We cap the loop at three attempts. If a draft cannot pass in three tries, it escalates to a person, because a draft that stubborn usually has a deeper problem than word choice. In practice that happens on maybe one article in thirty.
The whole gate adds about two seconds and a fraction of a cent per draft. Against the cost of one off-brand article reaching the feed, that is nothing.
What it bought us
One concrete example. Last quarter we ran a batch of 60 articles through the system for a client in B2B fintech. Before the gate, our spot checks caught off-brand language in roughly one draft in three, and the misses that slipped through were the expensive kind, the ones a prospect reads and quietly files under generic. After the gate went live, the human review pass stopped being a copyedit and became a judgment call about ideas, because the mechanical problems were already gone. Review time per article dropped by about half.
The deeper win is that the spec is now an asset. When we onboard a new client we fork the file, swap the forbidden list for their crowded words, adjust the length bounds, and the gate enforces their voice from the first draft. Voice stops being tribal knowledge that lives in one editor's head and becomes a thing we can hand off, audit, and improve.
Keeping the spec alive
A voice spec is not a document you write once. The crowded words change. The phrase that signaled effort in January reads as cliche by June, because the rest of the internet caught up to it. So we treat the spec as a living file with an owner and a review cadence.

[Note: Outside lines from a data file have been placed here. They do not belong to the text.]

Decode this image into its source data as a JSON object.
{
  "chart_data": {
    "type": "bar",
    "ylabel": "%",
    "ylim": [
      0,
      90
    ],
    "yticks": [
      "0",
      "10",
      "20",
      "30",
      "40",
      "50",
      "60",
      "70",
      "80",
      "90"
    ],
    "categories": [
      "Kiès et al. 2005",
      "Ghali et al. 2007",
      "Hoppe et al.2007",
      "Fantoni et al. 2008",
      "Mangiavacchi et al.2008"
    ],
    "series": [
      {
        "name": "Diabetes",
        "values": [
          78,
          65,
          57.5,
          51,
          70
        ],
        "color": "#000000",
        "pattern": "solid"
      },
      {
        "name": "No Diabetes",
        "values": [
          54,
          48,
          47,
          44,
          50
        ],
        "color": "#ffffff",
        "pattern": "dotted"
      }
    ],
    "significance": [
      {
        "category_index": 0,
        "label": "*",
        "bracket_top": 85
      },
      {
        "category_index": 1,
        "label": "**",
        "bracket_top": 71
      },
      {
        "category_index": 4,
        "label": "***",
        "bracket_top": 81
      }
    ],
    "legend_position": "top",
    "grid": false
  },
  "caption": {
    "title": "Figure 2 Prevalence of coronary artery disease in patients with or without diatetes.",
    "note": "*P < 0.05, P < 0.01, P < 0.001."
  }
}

Every month we pull the drafts the gate flagged most often and read them. If a rule is firing constantly on legitimate copy, it is too broad and we tighten it. If a new tic is showing up in human review that the gate missed, we add a rule for it. The forbidden list has turned over roughly a third of its entries since we started, while the structural bans have stayed stable, because rhetorical formula is more durable than vocabulary fashion.
We also log every gate decision with the rule that fired and the eventual human verdict. That log is how we tell a good rule from a noisy one. A rule that fails drafts the human would also have rejected is earning its place. A rule that fails drafts the human then waves through is friction with no payoff, and we cut it. After a year of this the false-positive rate on our core ruleset sits low enough that the writing agents rarely fight the gate, which is the sign the spec has converged on the actual voice rather than a caricature of it.
We run this gate across every brand we operate, including the 83 agents inside our own stack. If you are generating copy at any real volume and relying on taste alone to keep it on-brand, you will lose, because taste does not scale and attention runs out. A spec does scale. Write the rules down, make them checkable, and put a gate in front of publish. That is the whole trick.